Kalau sekitar tahun 1970 an waktu saya masih SD, kebetulan kantor polisi tidak jauh dari tempat saya bermain, kadang-kadang iseng melihat penghuni di tahanan kantor polisi, hampir semua penghuni sudah berusia dewasa dan kondisi ekonomi dalam keadaan miskin. Kita bisa berasumsi bahwa tahanan 40 tahun yang lalu melakukan penyimpangan karena alasan ekonomi, karena perut yang kosong, karena demi kebutuhan sehari-hari.
Kini penghuni penjara tidak hanya orang dewasa, anak usia remaja makin banyak saja jumlahnya, alasan kejahatan tidak lagi didominasi sebab ekonomi, namun sudah bergeser karena alasan profesi.

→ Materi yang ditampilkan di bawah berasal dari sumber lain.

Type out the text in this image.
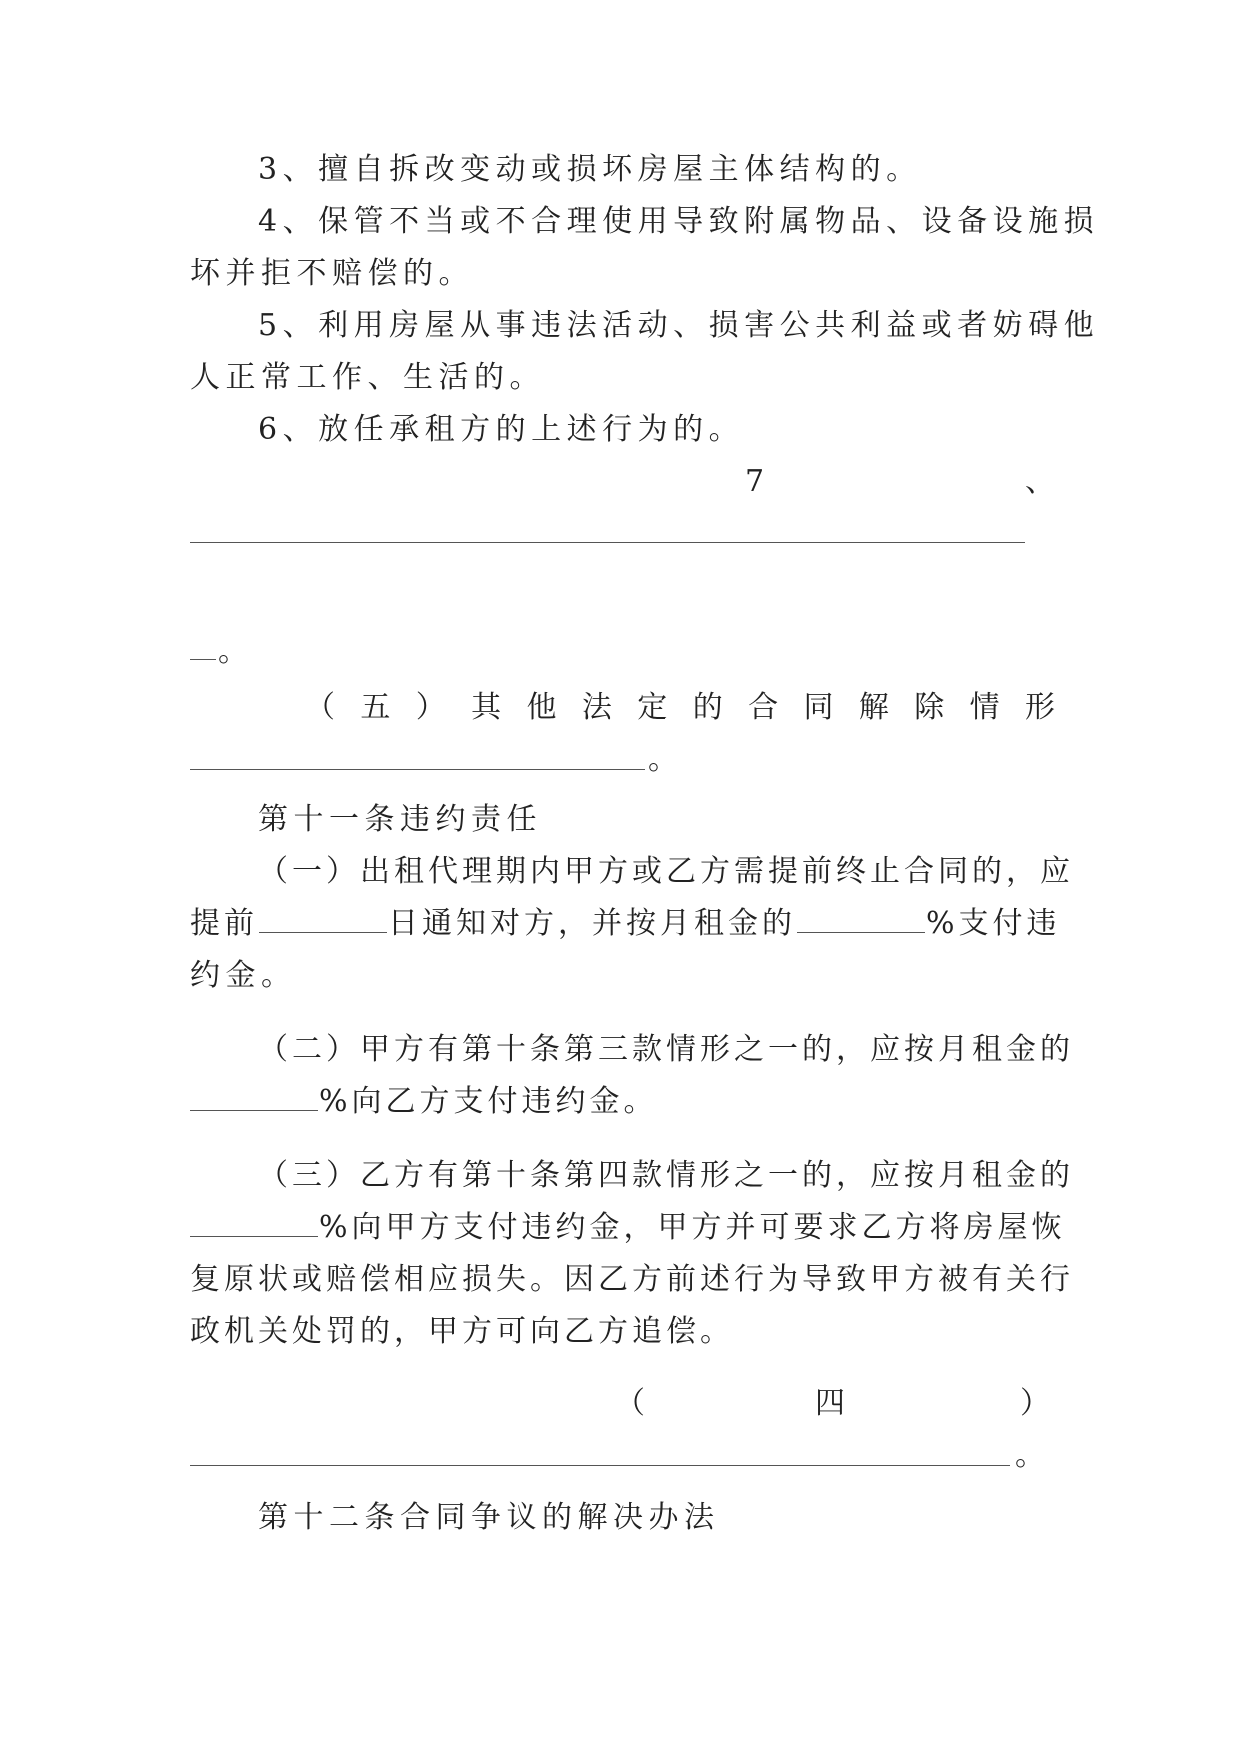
3、擅自拆改变动或损坏房屋主体结构的。
4、保管不当或不合理使用导致附属物品、设备设施损
坏并拒不赔偿的。
5、利用房屋从事违法活动、损害公共利益或者妨碍他
人正常工作、生活的。
6、放任承租方的上述行为的。
7	、
。
（五）其他法定的合同解除情形
。
第十一条违约责任
（一）出租代理期内甲方或乙方需提前终止合同的，应
提前	日通知对方，并按月租金的	%支付违
约金。
（二）甲方有第十条第三款情形之一的，应按月租金的
%向乙方支付违约金。
（三）乙方有第十条第四款情形之一的，应按月租金的
%向甲方支付违约金，甲方并可要求乙方将房屋恢
复原状或赔偿相应损失。因乙方前述行为导致甲方被有关行
政机关处罚的，甲方可向乙方追偿。
（	四	）
。
第十二条合同争议的解决办法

Sungguh prihatin melihat perkembangan generasi kita dari tahun ke tahun, sehingga seharusnya kita tertantang untuk membuat suatu pengamatan untuk mengetahui akar pemasalahannya.
Jika kita amati selama 20 tahun terakhir terhadap para pelajar dan para lulusan sekolah di tiap jenjang mulai dari pendidikan dasar hingga pendidikan tinggi, dan ternyata dari tahun-ke tahun menunjukkan suatu peningkatan grafik jumlah anak-anak yang bermasalah ketimbang anak-anak yang berhasil.

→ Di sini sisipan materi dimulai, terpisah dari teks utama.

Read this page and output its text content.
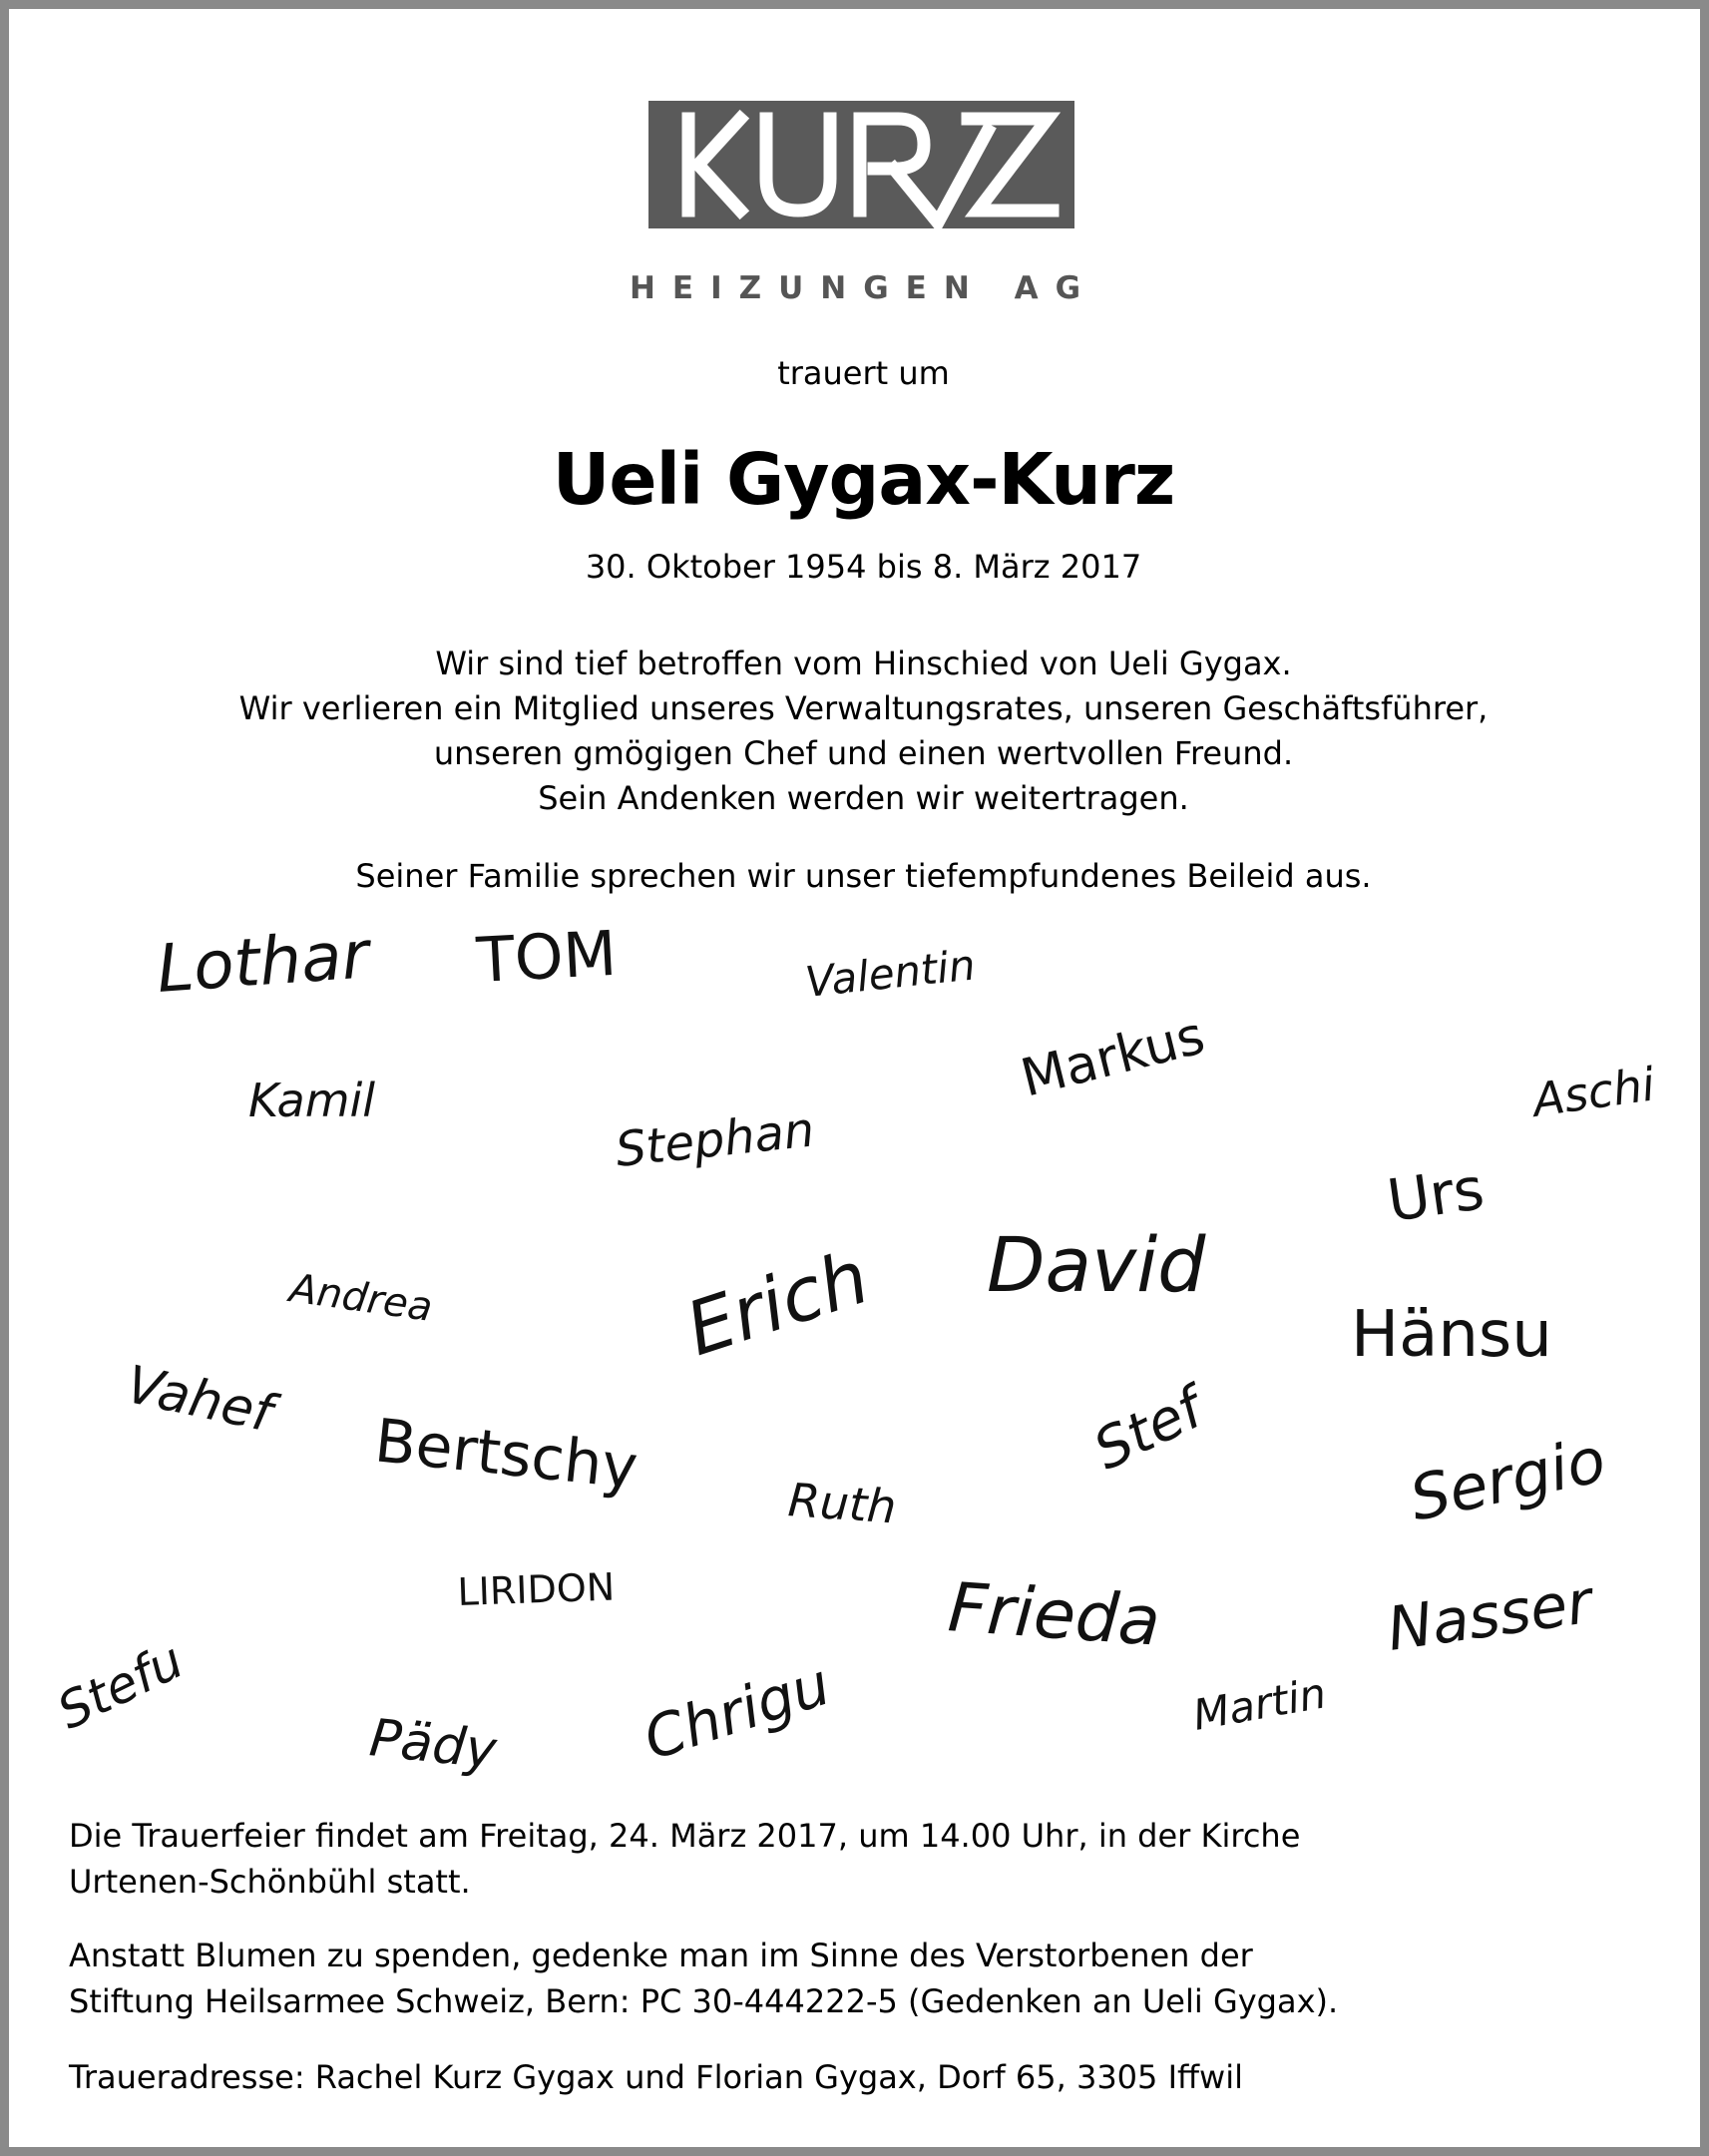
HEIZUNGEN AG
trauert um
Ueli Gygax-Kurz
30. Oktober 1954 bis 8. März 2017
Wir sind tief betroffen vom Hinschied von Ueli Gygax.
Wir verlieren ein Mitglied unseres Verwaltungsrates, unseren Geschäftsführer,
unseren gmögigen Chef und einen wertvollen Freund.
Sein Andenken werden wir weitertragen.
Seiner Familie sprechen wir unser tiefempfundenes Beileid aus.
Lothar TOM	Valentin
Markus
Kamil
Stephan
Aschi
Urs
Andrea	Erich David
Hänsu
Vahef
Bertschy	Stef	Sergio
Ruth
LIRIDON	Frieda	Nasser
Stefu	Chrigu	Martin
Pädy
Die Trauerfeier findet am Freitag, 24. März 2017, um 14.00 Uhr, in der Kirche
Urtenen-Schönbühl statt.
Anstatt Blumen zu spenden, gedenke man im Sinne des Verstorbenen der
Stiftung Heilsarmee Schweiz, Bern: PC 30-444222-5 (Gedenken an Ueli Gygax).
Traueradresse: Rachel Kurz Gygax und Florian Gygax, Dorf 65, 3305 Iffwil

Ini jelas fenomena yang perlu segera disikapi oleh semua pihak, tidak hanya pemerintah, kita semua harus berbuat sesuatu. Kita harus segera mencari akar permasalahan ini. Apakah karena kurangnya harmonisasi dalam keluarga atau kesalahan dalam sistem pendidikan kita atau amburadulnya sistem politik kita ?
Benarkah anak-anak yang bermasalah berasal dari keluarga yang berantakan? penuh masalah juga ? Benarkah sekolah sekolah kita mampu mengatasi anak-anak bermasalah ? Kebanyakan sekolah di lingkungan kita akan menolak anak-anak yang bermasalah, bahkan akan mengeluarkan dari sekolah jika membuat masalah. Kebanyakan sekolah sekolah kita tidak mampu menjadi jalan keluar bagi anak-anak yang bermasalah.
Sekolah yang mestinya bertanggung jawab pada pendidikan anak (kerena mengklaim sebagai lembaga pendidikan) ternyata hanya menjadi lembaga Penerbit Ijasah yang memaksa anak untuk mengikuti kurikulum yang kaku dan sudah ketinggalan zaman. Guru-guru yang diharapkan menjadi pengganti orang tua yang bermasalah tapi ternyata tidaklah lebih baik dari pada orang tua si anak yang bermasalah tadi.
Guru-guru lebih suka memberikan pelajaran dari pada mendidik dan melakukan pendekatan psikologis untuk bisa membantu memecahkan masalah anak-anak muridnya. Guru-guru juga lebih suka saling melempar tanggungjawab ketimbang merasa ikut bertanggung jawab terhadap anak yang katanya bermasalah.
Beberapa tahun yang lalu banyak masyarakat yang berpandangan jika punya anak yang bermasalah akan dipondok pesantrenkan, dititipkan kepada Kyai. Mengirim anak ke Pondok Pesantren dianggap sebagai hukuman bagi anak, karena dianggap nakal.
Kini trend orang tua siswa sudah jauh berbeda dibanding yang dulu. Menitipkan pendidikan anak di pondok pesantren adalah sebuah pilihan. Pilihan yang harus dilakukan karena tanggung jawab orang tua terhadap masa depan anak-anaknya. Orang tua menganggap pendidikan di pondok pesantren mampu mengantarkan anak memiliki karakter yang kuat, jiwa kemandirian, tirakat, serta ajaran toleransi dan kebersamaan.
Kini pondok pesantren tidak hanya mendidik santri mempelajari hal-hal yang bersifat keagamaan (tafakku fiddin), namun santri yang sekaligus siswa mendapatkan ilmu umum (tafaku fiddun_ya). Beberapa Pondok Pesantren kini melebarkan sayap tidak hanya terpaku mengembangkan ilmu salaf.
Pondok Pesantren kini juga membuka kelas SD, SMP, SMA dengan kurikulum Kemendiknas. Seperti yang dilakukan oleh sebagian besar pondok pesantren di Pulau Jawa. Bahkan akhir-akhir ini banyak pondok pesantren membuka SMK dengan berbagai jurusan, karena desakan wali santri.